The difference of Man (Introduction)

by dhw, Saturday, February 16, 2013, 12:21 (4094 days ago) @ David Turell

dhw: The classification is irrelevant, except that some humans think it's an insult to their intelligence. What matters is the subjective value we attach to the similarities and differences, and the subjective interpretation we put on them.-Exactly. I am insisting that the subjective interpretations that come from insisting we are primates first and humans secondly, degrades the impression of our human-ness and makes us seem less special. We are very special. -"Degrades...seem less special..." in whose eyes? If we are special because of our huge brains and the astonishing feats we accomplish with them, do these huge brains and astonishing feats seem less special to YOU when Mr X says we are primates? And if Mr X doesn't think we are "very special", will he change his mind because you tell him he's human and not a primate? You can make out a subjective case for us being very special even though we're primates, and he can make out a subjective case for our not being very special even though we're humans. I don't think these subjective interpretations will be changed by wrangling over terminology. And I'd still like to know your definition of "primate", so that I can understand why you think it's degrading.-DAVID: There is no evolutionary theory that demands our appearance on Earth. The primates from whom we descended are still travelling along happily unchanged, unevolved beyond their ancient and also current state. -I agree.
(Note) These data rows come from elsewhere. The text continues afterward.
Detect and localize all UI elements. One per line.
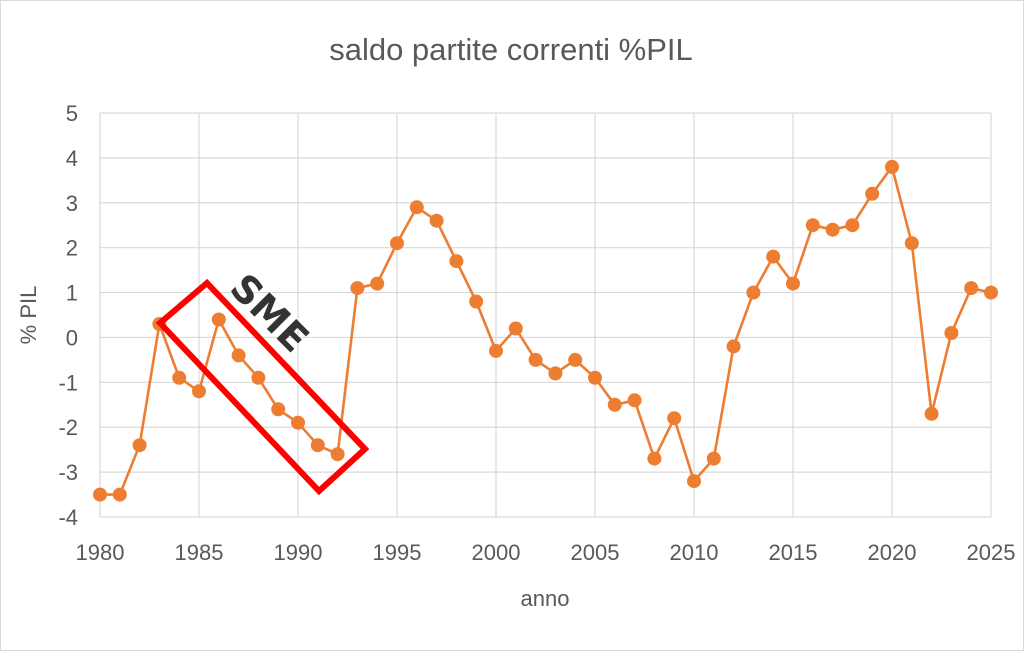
x-tick-label: 2020 (868, 540, 917, 565)
data-point-2007 (627, 393, 642, 408)
x-tick-label: 2010 (670, 540, 719, 565)
data-point-2010 (687, 474, 701, 489)
y-tick-label: 3 (66, 191, 78, 216)
data-point-1992 (330, 447, 345, 462)
x-tick-labels: 1980 1985 1990 1995 2000 2005 2010 2015 2020 2025 (76, 540, 1016, 565)
x-tick-label: 1995 (373, 540, 422, 565)
x-axis-label: anno (521, 586, 570, 611)
data-point-2002 (528, 352, 543, 367)
x-tick-label: 1985 (175, 540, 224, 565)
data-point-2011 (706, 451, 721, 466)
x-tick-label: 1980 (76, 540, 125, 565)
x-tick-label: 2015 (769, 540, 818, 565)
data-point-1984 (172, 370, 187, 385)
y-tick-label: 1 (66, 281, 78, 306)
data-point-1997 (429, 213, 444, 228)
y-tick-label: -2 (58, 415, 78, 440)
y-tick-labels: -4 -3 -2 -1 0 1 2 3 4 5 (58, 101, 78, 530)
data-point-2023 (944, 326, 959, 340)
y-tick-label: -4 (58, 505, 78, 530)
data-point-1987 (231, 348, 246, 363)
data-point-2008 (647, 451, 662, 466)
data-point-2000 (489, 343, 503, 358)
data-point-1990 (291, 415, 305, 430)
data-point-2021 (904, 236, 919, 251)
data-point-1980 (93, 487, 107, 502)
data-point-1982 (132, 438, 147, 453)
data-point-2020 (885, 159, 899, 174)
data-point-2019 (865, 186, 880, 201)
data-point-2018 (845, 218, 860, 233)
x-tick-label: 2025 (967, 540, 1016, 565)
data-point-2001 (508, 321, 523, 336)
data-point-2017 (825, 222, 840, 237)
y-tick-label: 2 (66, 236, 78, 261)
data-point-2005 (588, 370, 602, 385)
y-tick-label: 0 (66, 325, 78, 350)
data-point-1985 (192, 384, 206, 399)
y-tick-label: 5 (66, 101, 78, 126)
y-tick-label: 4 (66, 146, 78, 171)
data-point-2004 (568, 352, 583, 367)
data-point-1986 (211, 312, 226, 327)
series-line (100, 163, 992, 496)
data-point-2016 (805, 218, 820, 233)
x-tick-label: 2005 (571, 540, 620, 565)
y-tick-label: -1 (58, 370, 78, 395)
data-point-2014 (766, 249, 781, 264)
data-point-2024 (964, 281, 979, 296)
data-point-1996 (409, 200, 424, 215)
data-point-2013 (746, 285, 761, 300)
data-point-1981 (112, 487, 127, 502)
chart-title: saldo partite correnti %PIL (329, 32, 693, 67)
data-point-2025 (984, 285, 998, 300)
data-point-1991 (310, 438, 325, 453)
data-point-1998 (449, 254, 464, 269)
x-tick-label: 1990 (274, 540, 323, 565)
data-point-1993 (350, 281, 365, 296)
y-axis-label: % PIL (16, 286, 41, 345)
data-point-2003 (548, 366, 563, 381)
data-points (93, 159, 998, 502)
data-point-2015 (786, 276, 800, 291)
data-point-2022 (924, 406, 939, 421)
y-tick-label: -3 (58, 460, 78, 485)
data-point-2006 (607, 397, 622, 412)
x-tick-label: 2000 (472, 540, 521, 565)
grid (99, 112, 992, 518)
data-point-1995 (390, 236, 404, 251)
data-point-2012 (726, 339, 741, 354)
sme-annotation-box (155, 278, 370, 496)
data-point-1994 (370, 276, 385, 291)
data-point-2009 (667, 411, 682, 426)
data-point-1989 (271, 402, 286, 417)
data-point-1988 (251, 370, 266, 385)
data-point-1999 (469, 294, 484, 309)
And what is the evolutionary theory that DEMANDS the appearance of dinosaurs and dodos? All we know is that they happened. What is the evolutionary theory that DEMANDS any form of life beyond bacteria, which have travelled along happily since the earliest days, and will almost certainly survive us? If demand is the criterion, then every multicellular organism is special. However, I do agree that our brains have enabled us to achieve feats far beyond the reach of any of our fellow animals (a term which incidentally I do not use derogatorily, and which I do not consider to be in any way a degradation of my human-ness or my special-ness). But that is a long way from saying that we are the goal of evolution (see below).
 
DAVID: For a very unexplained reason our line took off and evolved well beyond what was required for survival. Why was that? Even you will not accept chance. What other choice is there but a driven directionality. What or who drove it?-I will not accept chance as the force that inexplicably put together the mechanisms for life and evolution, any more than I will accept an equally inexplicable, self-made, self-aware, eternal maker of universes and evolutionary mechanisms. But once those mechanisms were in place, busily combining, adapting and innovating, I have no more reason to believe in directionality than I have to believe in randomness. As I have said repeatedly, the higgledy-piggledy bush of evolution itself does not seem to me to denote a single goal, and so I find your divine teleology no more (and no less) believable than the view that the mechanisms simply followed their own random course, or they were imbued with an inventive "intelligence" of their own, or a possible designer fiddled around with his building blocks to see what he could come up with.